Non mentirò: non provo simpatia per Bassai dai.
Lo trovo un kata pachidermico, pesante. Poco affine a me e alla mia idea di karate. Preferisco il fratello minore.
Ma è un kata fondamentale, spesso richiesto all’esame da cintura nera per il suo uso fine delle anche. E quindi è giusto che abbia un posto in questa mia serie.
Il suo nome viene tradotto sempre come “penetrare la fortezza” ma se si leggono i kanji di penetrare non si parla mai.
Nel suo splendido libro Kata, the folk dances of Shotokan, Rob Redmon spiega che ci sono 6 modi diversi per scrivere Bassai e in nessuno di questi modi c’è un kanji che si può leggere come penetrare.
Il modo più conosciuto è composto da un primo kanji che significa “estrarre” o “tirare fuori” e da un secondo che si può leggere come “ostruzione” o “qualcosa sul cammino”.
Quindi Bassai significa: uscire o estrarre dalla fortezza oppure rimuovere un blocco o un’ostruzione.
Nome che dà un significato completamente diverso al kata.
Sono state due traduzioni inglesi di Best Karate e Karate Do Kyohan che hanno dato vita a questa credenza traducendo appunto il nome in Bassi in “penetrare la fortezza” ma non si sa il perché.
È un kata antico di cui esistono molte versione, ma non ne si conosce l’origine. Qualcuno lo attribuisce a Matsumura, ma non ci sono prove concrete a riguardo.
Un’altra ipotesi è che sia un kata originario di Tomari dato che inizia con la mano sinistra aperta sopra il pugno destro, come tutti i kata originari di Tomari: Jion, Ji’in, Jutte ed Enpi.
Secondo altri in questo primo gesto iniziale ci sarebbero le origini cinesi di questo kata. Ma sono solo teorie, non abbiamo niente di concreto. Potrebbe anche essere che ai praticanti piacesse iniziare il kata così e basta.
Le versioni più conosciute sono Matsumura Bassai, Tomari Bassai, Oyadomari Bassai e Ishimine Bassai.

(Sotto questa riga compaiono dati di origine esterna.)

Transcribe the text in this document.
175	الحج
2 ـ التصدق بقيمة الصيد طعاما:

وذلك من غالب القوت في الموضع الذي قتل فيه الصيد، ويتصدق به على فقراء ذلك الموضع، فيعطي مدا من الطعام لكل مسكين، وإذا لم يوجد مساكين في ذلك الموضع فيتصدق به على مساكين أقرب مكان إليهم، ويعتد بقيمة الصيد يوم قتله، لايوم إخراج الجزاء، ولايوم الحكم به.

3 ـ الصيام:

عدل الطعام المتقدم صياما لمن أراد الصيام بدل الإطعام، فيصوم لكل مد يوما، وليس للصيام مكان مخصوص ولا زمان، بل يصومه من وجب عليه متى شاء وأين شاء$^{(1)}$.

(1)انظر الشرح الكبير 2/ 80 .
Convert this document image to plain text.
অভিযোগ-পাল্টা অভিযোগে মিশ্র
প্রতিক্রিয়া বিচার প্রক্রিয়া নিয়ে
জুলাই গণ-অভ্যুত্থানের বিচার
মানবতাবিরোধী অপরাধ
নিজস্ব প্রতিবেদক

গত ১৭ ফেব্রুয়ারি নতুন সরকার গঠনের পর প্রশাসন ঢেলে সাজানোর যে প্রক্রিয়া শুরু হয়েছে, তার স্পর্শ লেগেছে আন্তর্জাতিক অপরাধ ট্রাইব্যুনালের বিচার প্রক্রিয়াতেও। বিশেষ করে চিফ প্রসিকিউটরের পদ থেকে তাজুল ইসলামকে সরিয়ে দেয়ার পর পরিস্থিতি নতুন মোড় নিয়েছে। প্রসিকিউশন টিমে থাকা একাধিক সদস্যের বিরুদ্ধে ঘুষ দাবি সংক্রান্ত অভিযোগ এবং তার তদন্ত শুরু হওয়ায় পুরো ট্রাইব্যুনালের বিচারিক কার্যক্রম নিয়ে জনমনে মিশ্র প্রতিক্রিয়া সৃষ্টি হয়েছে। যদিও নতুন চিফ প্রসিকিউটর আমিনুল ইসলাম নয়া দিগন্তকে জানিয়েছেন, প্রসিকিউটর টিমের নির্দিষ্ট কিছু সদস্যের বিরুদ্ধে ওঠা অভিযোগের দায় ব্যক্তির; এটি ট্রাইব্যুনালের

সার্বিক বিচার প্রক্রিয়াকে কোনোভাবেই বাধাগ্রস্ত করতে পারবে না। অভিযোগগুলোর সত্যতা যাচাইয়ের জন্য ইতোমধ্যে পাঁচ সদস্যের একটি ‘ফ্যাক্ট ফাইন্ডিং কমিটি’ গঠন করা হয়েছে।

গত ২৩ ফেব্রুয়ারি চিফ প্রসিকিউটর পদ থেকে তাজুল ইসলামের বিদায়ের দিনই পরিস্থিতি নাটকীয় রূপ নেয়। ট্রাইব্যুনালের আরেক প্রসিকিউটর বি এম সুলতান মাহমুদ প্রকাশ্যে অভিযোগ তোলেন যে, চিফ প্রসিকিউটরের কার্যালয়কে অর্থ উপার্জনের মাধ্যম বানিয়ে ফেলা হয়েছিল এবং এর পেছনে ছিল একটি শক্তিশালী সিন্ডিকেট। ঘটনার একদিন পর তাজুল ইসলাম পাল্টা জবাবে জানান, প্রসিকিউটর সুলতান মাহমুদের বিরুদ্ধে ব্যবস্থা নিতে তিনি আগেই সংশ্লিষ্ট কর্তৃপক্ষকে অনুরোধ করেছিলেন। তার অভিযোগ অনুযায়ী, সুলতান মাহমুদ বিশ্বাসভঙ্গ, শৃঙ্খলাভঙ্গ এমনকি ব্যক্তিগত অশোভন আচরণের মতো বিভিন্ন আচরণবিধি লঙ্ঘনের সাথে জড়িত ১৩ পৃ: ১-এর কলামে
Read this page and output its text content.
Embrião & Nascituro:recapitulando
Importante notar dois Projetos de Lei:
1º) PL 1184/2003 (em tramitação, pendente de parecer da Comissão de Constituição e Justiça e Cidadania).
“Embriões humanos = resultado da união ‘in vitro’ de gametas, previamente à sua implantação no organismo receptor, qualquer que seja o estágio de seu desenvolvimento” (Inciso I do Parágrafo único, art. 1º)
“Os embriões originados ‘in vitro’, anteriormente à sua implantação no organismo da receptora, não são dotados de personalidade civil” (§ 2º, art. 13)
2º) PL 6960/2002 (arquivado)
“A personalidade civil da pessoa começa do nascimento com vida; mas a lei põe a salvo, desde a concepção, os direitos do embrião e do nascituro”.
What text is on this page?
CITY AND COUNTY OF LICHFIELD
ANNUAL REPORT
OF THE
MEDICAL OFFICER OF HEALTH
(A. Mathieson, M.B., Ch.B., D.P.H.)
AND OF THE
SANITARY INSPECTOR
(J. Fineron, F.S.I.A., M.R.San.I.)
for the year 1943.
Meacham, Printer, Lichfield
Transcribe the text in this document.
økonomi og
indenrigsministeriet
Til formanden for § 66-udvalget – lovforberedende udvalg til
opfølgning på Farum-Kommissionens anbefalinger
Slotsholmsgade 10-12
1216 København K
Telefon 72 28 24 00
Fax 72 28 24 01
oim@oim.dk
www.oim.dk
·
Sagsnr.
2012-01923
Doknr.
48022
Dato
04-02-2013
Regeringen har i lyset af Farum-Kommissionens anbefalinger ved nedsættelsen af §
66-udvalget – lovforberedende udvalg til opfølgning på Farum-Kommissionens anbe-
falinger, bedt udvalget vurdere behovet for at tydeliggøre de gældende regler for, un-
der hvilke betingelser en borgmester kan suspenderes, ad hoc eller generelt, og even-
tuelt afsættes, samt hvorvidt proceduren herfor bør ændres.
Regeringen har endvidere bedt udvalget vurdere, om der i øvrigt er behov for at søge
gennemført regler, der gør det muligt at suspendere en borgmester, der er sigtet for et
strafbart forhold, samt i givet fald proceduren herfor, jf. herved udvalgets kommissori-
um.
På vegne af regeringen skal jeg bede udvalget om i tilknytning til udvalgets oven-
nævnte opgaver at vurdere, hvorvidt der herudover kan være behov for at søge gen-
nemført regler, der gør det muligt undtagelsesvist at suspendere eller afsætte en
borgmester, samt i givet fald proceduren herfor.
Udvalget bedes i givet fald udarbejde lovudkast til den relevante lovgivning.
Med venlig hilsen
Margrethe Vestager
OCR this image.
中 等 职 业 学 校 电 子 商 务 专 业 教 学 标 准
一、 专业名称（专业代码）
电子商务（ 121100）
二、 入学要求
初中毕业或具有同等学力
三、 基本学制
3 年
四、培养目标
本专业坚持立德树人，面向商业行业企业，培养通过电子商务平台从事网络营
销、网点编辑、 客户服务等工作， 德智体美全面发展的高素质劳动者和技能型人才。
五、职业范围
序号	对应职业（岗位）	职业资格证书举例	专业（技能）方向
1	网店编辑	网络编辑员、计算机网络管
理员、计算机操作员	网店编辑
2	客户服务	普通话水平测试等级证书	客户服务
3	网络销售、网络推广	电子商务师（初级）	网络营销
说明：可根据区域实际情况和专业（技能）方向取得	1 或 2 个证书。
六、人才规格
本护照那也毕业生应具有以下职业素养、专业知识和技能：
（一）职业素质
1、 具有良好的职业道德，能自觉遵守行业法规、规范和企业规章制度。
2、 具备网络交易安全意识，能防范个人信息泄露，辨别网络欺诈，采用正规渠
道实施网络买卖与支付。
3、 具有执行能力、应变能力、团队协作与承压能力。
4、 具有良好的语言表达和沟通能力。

Tutte hanno in comune una prima parte composta da una serie di parate seguita da una successiva caratterizzata da parate con mano a taglio e l’uso dei calci laterali bassi (fumikiri).
Le versioni più antiche si riconoscono perché prediligono il neko ashi dachi al koku, visto che il koku è stato inserito nello shotokan solo negli anni ’30.
Proprio per questo suo focus sulle parate è un kata difficile da applicare.
Ma se si ha un buona conoscenza tecnica del karate e del ju jitsu si apre un mondo davanti ai nostri occhi, che rivela il significato nascondono tutti quei misteriosi blocchi senza contrattacchi.